L’analisi, meticolosa e dettagliata, si basa sui dati ufficiali raccolti dal Dipartimento della Protezione Civile, offrendo un quadro oggettivo e preoccupante dell’impatto degli eventi meteorologici estremi sulla nostra penisola. Il documento non si limita a una contabilità dei disastri, ma traccia una vera e propria mappa della vulnerabilità nazionale, mettendo in luce le aree più colpite e le lacune sistemiche nella gestione del territorio.
Uno degli aspetti più significativi del rapporto è la classifica delle Regioni che hanno subito i maggiori impatti, sia in termini di frequenza degli eventi meteo-idrogeologici sia per l’entità dei danni economici registrati. Questa mappatura rivela una sproporzione evidente tra i costi sostenuti per riparare i danni e i fondi effettivamente stanziati per la prevenzione del dissesto idrogeologico. Si spende molto per rincorrere le emergenze, ma si investe troppo poco per evitarle.
Il rapporto di Greenpeace Italia approfondisce proprio questo squilibrio, analizzando nel dettaglio gli investimenti in opere di prevenzione e mitigazione del rischio. L’indagine ha dimostrato come le risorse destinate a rendere il territorio più sicuro e resiliente siano state storicamente e sistematicamente inadeguate rispetto all’enormità delle perdite subite.
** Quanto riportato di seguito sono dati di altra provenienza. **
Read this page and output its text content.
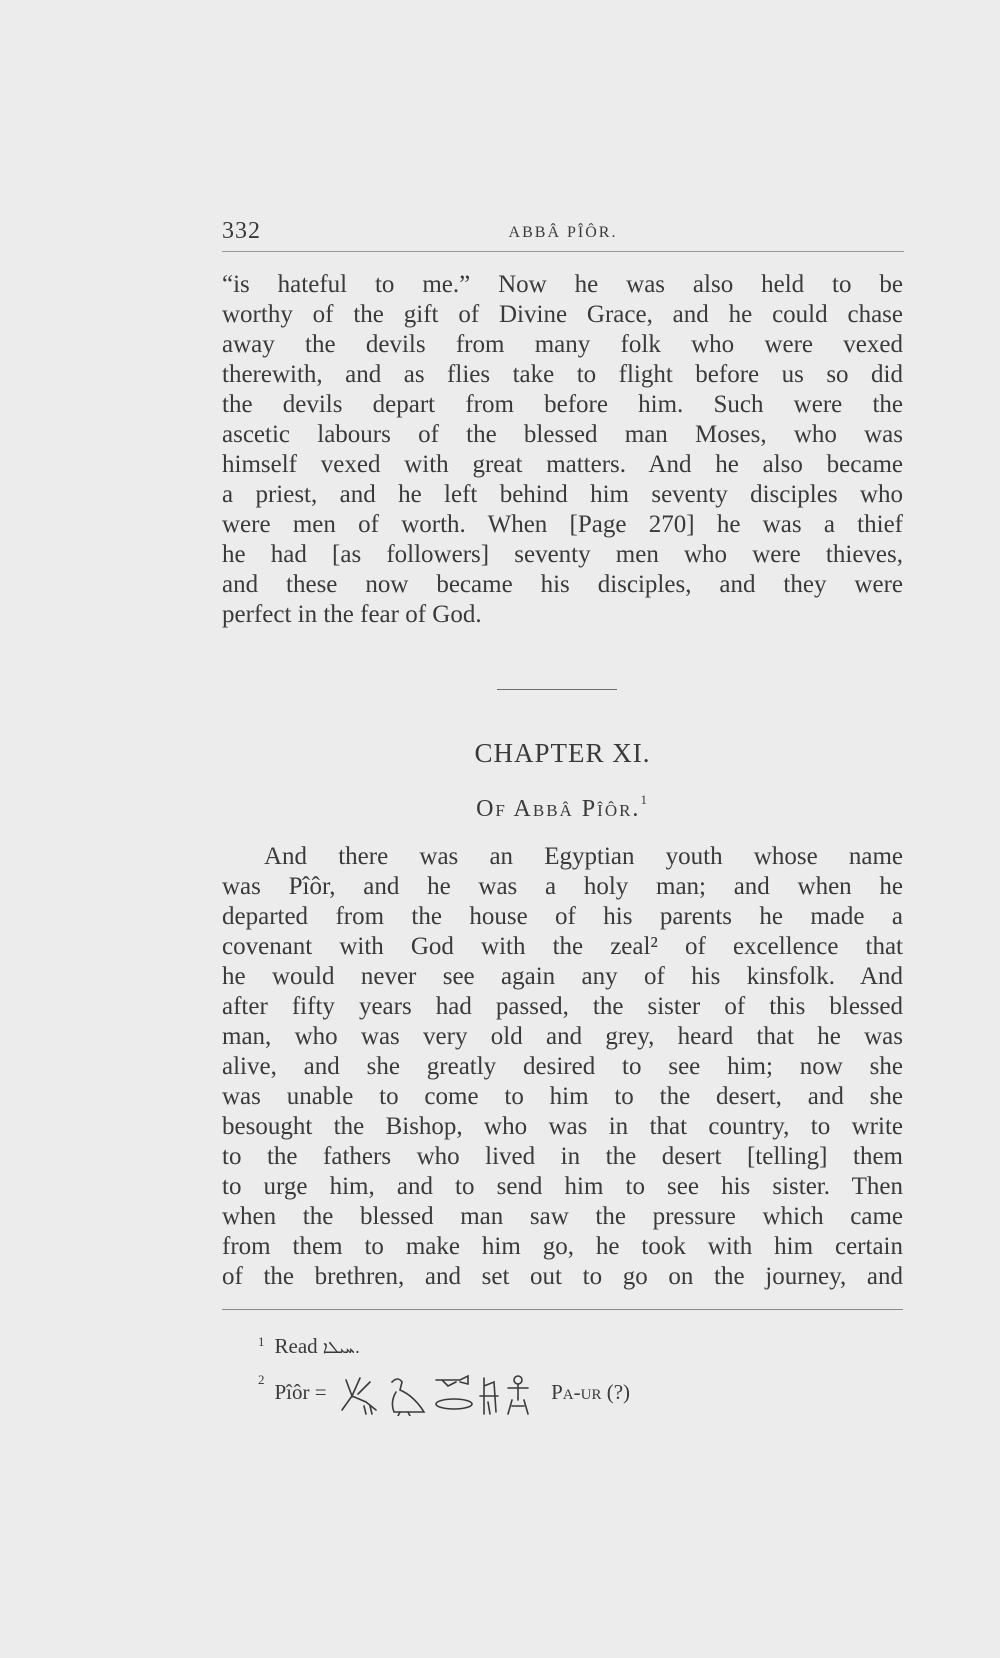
332	ABBÂ PÎÔR.
“is hateful to me.” Now he was also held to be
worthy of the gift of Divine Grace, and he could chase
away the devils from many folk who were vexed
therewith, and as flies take to flight before us so did
the devils depart from before him. Such were the
ascetic labours of the blessed man Moses, who was
himself vexed with great matters. And he also became
a priest, and he left behind him seventy disciples who
were men of worth. When [Page 270] he was a thief
he had [as followers] seventy men who were thieves,
and these now became his disciples, and they were
perfect in the fear of God.
CHAPTER XI.
Of Abbâ Pîôr.$^1$
And there was an Egyptian youth whose name
was Pîôr, and he was a holy man; and when he
departed from the house of his parents he made a
covenant with God with the zeal² of excellence that
he would never see again any of his kinsfolk. And
after fifty years had passed, the sister of this blessed
man, who was very old and grey, heard that he was
alive, and she greatly desired to see him; now she
was unable to come to him to the desert, and she
besought the Bishop, who was in that country, to write
to the fathers who lived in the desert [telling] them
to urge him, and to send him to see his sister. Then
when the blessed man saw the pressure which came
from them to make him go, he took with him certain
of the brethren, and set out to go on the journey, and
$^1$ Read ܚܝܠܐ.
$^2$Pîôr =	Pa-ur (?)
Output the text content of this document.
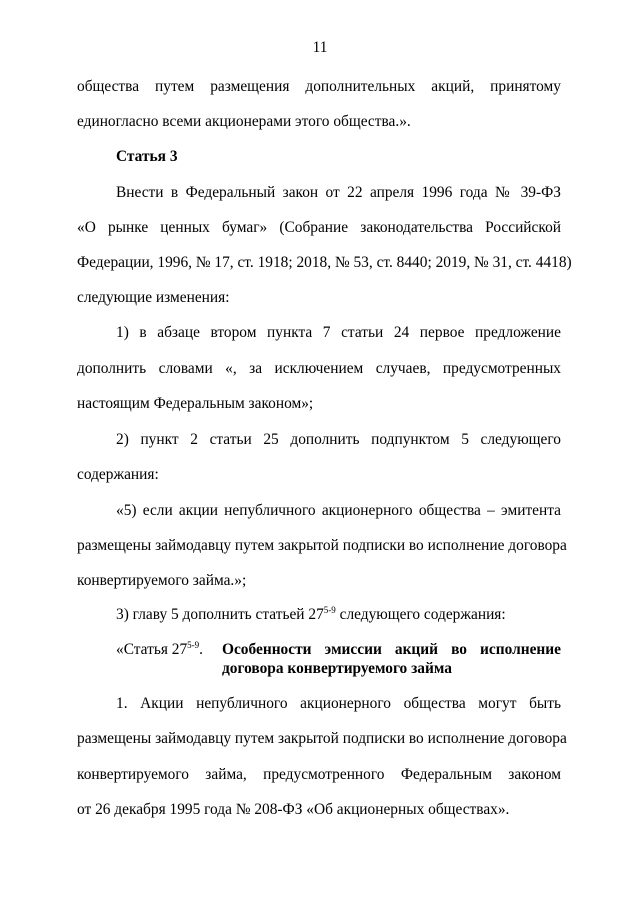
11
общества путем размещения дополнительных акций, принятому
единогласно всеми акционерами этого общества.».
Статья 3
Внести в Федеральный закон от 22 апреля 1996 года № 39-ФЗ
«О рынке ценных бумаг» (Собрание законодательства Российской
Федерации, 1996, № 17, ст. 1918; 2018, № 53, ст. 8440; 2019, № 31, ст. 4418)
следующие изменения:
1) в абзаце втором пункта 7 статьи 24 первое предложение
дополнить словами «, за исключением случаев, предусмотренных
настоящим Федеральным законом»;
2) пункт 2 статьи 25 дополнить подпунктом 5 следующего
содержания:
«5) если акции непубличного акционерного общества – эмитента
размещены займодавцу путем закрытой подписки во исполнение договора
конвертируемого займа.»;
3) главу 5 дополнить статьей 27$^{5-9}$ следующего содержания:
«Статья 27$^{5-9}$. Особенности эмиссии акций во исполнение
договора конвертируемого займа
1. Акции непубличного акционерного общества могут быть
размещены займодавцу путем закрытой подписки во исполнение договора
конвертируемого займа, предусмотренного Федеральным законом
от 26 декабря 1995 года № 208-ФЗ «Об акционерных обществах».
Questa strategia, basata sulla gestione post-evento anziché sulla pianificazione preventiva, si è rivelata economicamente insostenibile e pericolosa per le comunità.
Un altro capitolo fondamentale dell’analisi riguarda il sistema assicurativo. Il report confronta la situazione italiana con quella di altri Paesi europei, evidenziando un grave ritardo. In Italia, la copertura assicurativa contro le catastrofi naturali per abitazioni e aziende è ancora poco diffusa, lasciando famiglie e imprese quasi completamente scoperte di fronte ai crescenti rischi climatici. Questa mancanza di protezione trasferisce il peso economico dei disastri quasi interamente sui bilanci pubblici e sui risparmi dei cittadini.
Infine, l’indagine rivolge uno sguardo al futuro, con un focus specifico sulla trasformazione delle coste italiane nei prossimi decenni. L’innalzamento del livello del mare e l’intensificarsi dei fenomeni di erosione costiera minacciano infrastrutture, attività economiche e interi centri abitati, delineando uno scenario che richiede interventi urgenti e pianificati per garantire un adattamento efficace ai cambiamenti ormai in atto. Il messaggio finale è inequivocabile: affrontare la crisi climatica non è più una scelta, ma una necessità economica e sociale.